The M-Psy worked in furious silence. “This is field surgery at its roughest. The paramedics shouldn’t be long.” He shoved a strange-looking needle into Dorian’s vein with dexterity that spoke of experience, then pulled it out, leaving behind some kind of a small port. Attaching the saline line directly to that port, he told Mercy to hold up the bag of liquid, twisted a valve to release it, and said, “Go.”

Both men blinked out, taking their tools with them. Mercy looked down and saw the rough IV was functioning exactly as it should. “Thank God for arrogant surgeons.” She knew it was still touch-and-go, but at least now these two had a shot. God, please, they had to have a shot. “Don’t you fucking die on me, Blondie.”

“Mercy.” It was Yelena, her voice wobbly. “The call, it was Faith. She said she asked for help, wanted to tell me to tell you not to shoot them.”

Mercy looked at the gun in her hand, then up at Yelena. “Our little secret?”

Giving a tearful laugh, Yelena went to take the saline bag.

“I’ve got it.”

“No.” A gentle hand on her arm. “You have to stay on guard… in case they come back.”


But, as things fell out, the enemy didn’t come back. The next to arrive were the paramedics, followed by a swarm of DarkRiver men and women led by a cold-eyed jaguar who rode guard on the two critically injured, then proceeded to lock down security in an entire wing of the hospital.

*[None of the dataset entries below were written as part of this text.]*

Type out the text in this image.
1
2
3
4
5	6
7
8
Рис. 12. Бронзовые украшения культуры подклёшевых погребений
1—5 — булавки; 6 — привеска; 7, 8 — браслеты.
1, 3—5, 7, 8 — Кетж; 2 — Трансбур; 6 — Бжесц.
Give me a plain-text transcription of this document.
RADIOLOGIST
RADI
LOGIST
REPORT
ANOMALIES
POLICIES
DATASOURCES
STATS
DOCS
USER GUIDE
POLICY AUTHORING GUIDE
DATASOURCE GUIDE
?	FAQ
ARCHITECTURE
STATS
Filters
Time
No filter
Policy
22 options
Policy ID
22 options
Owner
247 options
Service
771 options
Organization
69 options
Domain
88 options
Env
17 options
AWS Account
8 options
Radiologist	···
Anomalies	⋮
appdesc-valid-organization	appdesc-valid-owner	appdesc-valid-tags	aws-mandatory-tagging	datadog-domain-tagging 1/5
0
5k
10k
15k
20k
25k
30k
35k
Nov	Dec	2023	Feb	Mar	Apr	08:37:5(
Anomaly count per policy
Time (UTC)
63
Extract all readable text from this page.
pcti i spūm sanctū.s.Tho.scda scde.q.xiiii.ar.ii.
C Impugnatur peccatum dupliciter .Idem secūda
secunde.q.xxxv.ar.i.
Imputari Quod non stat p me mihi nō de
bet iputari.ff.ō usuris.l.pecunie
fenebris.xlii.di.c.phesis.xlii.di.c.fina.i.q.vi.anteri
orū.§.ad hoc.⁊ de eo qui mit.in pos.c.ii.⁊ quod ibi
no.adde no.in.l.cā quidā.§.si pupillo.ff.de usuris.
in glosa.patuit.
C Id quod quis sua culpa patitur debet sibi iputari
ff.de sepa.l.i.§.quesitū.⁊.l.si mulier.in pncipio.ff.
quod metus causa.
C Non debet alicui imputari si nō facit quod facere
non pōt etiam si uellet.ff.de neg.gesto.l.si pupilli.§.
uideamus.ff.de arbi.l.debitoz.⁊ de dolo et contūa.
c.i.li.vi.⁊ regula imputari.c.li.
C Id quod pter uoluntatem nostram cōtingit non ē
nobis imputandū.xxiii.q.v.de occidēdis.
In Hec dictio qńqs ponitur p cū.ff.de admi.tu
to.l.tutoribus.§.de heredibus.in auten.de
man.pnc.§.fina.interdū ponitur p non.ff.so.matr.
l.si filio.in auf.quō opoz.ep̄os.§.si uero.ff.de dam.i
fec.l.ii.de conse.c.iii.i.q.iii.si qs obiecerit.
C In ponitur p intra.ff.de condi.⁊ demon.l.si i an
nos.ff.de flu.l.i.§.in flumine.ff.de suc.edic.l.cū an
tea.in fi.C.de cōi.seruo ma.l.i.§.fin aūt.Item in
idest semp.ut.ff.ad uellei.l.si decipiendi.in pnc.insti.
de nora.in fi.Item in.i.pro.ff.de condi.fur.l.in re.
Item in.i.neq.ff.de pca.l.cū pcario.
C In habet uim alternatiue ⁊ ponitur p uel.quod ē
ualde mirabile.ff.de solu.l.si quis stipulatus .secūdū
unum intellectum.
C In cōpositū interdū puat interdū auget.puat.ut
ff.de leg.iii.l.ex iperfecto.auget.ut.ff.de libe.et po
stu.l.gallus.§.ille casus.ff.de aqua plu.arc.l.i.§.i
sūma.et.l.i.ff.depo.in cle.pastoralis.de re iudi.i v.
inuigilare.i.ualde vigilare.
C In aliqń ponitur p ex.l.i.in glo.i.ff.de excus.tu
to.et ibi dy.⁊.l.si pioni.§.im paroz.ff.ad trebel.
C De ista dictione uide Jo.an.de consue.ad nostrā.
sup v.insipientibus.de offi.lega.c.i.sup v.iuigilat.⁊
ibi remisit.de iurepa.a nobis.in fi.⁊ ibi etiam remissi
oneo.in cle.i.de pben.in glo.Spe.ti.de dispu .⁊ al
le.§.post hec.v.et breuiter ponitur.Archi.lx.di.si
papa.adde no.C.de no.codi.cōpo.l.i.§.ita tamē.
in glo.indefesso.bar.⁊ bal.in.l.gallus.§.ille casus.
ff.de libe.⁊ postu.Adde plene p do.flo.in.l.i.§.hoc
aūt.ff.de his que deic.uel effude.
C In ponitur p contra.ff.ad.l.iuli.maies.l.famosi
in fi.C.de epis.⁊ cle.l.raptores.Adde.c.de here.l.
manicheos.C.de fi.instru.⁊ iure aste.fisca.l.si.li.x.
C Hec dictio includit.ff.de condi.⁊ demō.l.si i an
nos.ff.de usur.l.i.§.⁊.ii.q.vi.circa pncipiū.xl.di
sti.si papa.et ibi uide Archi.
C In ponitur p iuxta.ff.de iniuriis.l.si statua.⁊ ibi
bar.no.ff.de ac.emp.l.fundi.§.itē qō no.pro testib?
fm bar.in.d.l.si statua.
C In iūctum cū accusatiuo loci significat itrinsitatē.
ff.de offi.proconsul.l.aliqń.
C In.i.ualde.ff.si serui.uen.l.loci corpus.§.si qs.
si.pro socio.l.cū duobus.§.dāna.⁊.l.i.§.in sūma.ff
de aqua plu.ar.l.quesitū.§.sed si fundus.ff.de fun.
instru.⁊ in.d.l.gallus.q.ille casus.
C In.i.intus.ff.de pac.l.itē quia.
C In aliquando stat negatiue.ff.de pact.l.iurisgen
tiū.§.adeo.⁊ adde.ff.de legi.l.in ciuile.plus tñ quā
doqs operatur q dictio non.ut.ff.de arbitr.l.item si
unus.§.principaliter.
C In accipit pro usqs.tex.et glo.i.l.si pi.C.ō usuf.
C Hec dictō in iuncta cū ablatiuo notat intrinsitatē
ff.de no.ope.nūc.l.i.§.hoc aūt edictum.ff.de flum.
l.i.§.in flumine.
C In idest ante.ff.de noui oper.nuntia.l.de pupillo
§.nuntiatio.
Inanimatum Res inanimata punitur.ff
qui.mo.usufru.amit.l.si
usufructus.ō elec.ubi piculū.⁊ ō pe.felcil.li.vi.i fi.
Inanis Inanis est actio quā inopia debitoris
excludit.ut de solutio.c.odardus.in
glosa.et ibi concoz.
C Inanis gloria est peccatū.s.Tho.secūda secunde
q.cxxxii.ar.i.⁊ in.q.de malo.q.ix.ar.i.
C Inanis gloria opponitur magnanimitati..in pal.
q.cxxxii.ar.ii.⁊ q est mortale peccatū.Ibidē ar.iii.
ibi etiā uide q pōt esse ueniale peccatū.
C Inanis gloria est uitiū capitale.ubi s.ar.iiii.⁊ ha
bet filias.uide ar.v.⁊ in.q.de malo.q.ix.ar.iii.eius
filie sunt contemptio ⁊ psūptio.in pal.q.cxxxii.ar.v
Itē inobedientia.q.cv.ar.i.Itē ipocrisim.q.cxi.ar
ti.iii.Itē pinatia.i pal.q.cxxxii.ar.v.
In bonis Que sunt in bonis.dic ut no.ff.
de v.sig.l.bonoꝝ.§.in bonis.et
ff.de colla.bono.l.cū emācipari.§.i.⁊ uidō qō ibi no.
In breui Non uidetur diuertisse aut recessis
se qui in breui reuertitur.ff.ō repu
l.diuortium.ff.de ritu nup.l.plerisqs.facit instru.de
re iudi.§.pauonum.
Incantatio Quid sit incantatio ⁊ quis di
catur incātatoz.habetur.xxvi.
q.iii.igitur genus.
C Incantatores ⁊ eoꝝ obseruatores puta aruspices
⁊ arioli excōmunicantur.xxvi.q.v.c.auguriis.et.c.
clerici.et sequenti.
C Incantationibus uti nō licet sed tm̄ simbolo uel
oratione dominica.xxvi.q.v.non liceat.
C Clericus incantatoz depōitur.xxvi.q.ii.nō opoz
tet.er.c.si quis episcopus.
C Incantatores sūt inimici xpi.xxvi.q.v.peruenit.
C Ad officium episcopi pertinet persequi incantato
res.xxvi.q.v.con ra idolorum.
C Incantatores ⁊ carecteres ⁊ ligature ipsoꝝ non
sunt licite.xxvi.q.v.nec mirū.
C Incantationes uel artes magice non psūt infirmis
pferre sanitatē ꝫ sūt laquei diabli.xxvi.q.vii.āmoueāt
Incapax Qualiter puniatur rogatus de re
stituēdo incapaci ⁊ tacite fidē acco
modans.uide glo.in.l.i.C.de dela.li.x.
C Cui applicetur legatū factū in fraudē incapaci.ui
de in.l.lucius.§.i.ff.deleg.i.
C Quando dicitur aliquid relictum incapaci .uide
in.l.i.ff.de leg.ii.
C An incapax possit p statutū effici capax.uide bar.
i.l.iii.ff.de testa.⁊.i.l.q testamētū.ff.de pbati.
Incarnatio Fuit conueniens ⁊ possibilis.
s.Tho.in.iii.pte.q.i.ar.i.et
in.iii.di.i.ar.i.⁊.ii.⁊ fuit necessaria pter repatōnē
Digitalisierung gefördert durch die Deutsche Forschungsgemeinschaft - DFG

Vaughn bit out order after order until no one but Pack could get in. An oddly groggy Faith—her vision the reason Vaughn had arrived on the scene so quickly—took a seat in the corridor and told them she was scanning for psychic threats. Clay arrived over an hour later, having had to make the drive from Dorian’s cabin. He brought a comatose Amara Aleine with him. “I left Jamie and Desiree in charge of the perimeter,” he said, as he put Amara on a gurney and shoved a hand through his hair. “Sascha and Luc are on their way up. Sascha looks like hell.” He frowned, eyes on Faith. “Like you.”

Faith rubbed at her temples. “When Sascha realized what was happening, she shoved energy down Lucas’s blood bond to Dorian. She took it from herself, Lucas, and me. Lucas probably doesn’t look as bad because he’s alpha—he’s just stronger.”

“Why not use the rest of us, too?” Mercy scowled.

“She had to take it from the people she knew would lower their shields in an instant. Even with her ability to get through changeling shields, it would’ve taken too long otherwise.”

“Faith’s right.” Sascha’s tired voice, as she came through the doors with Lucas’s arm around her waist. “It only worked with Dorian because he was desperate to save Ashaya. When I shoved at his shields, he didn’t hesitate to let me in.”

Faith got up. “You saved their lives.”

Sascha shook her head as they walked into the room where all three—Dorian, Ashaya, and Amara—lay. “It would’ve been too little too late if Ashaya hadn’t held on for those first critical moments.” She broke away to go to Dorian’s side. Her fingers trembled as she brushed his hair off his forehead. “He came within a second of dying.”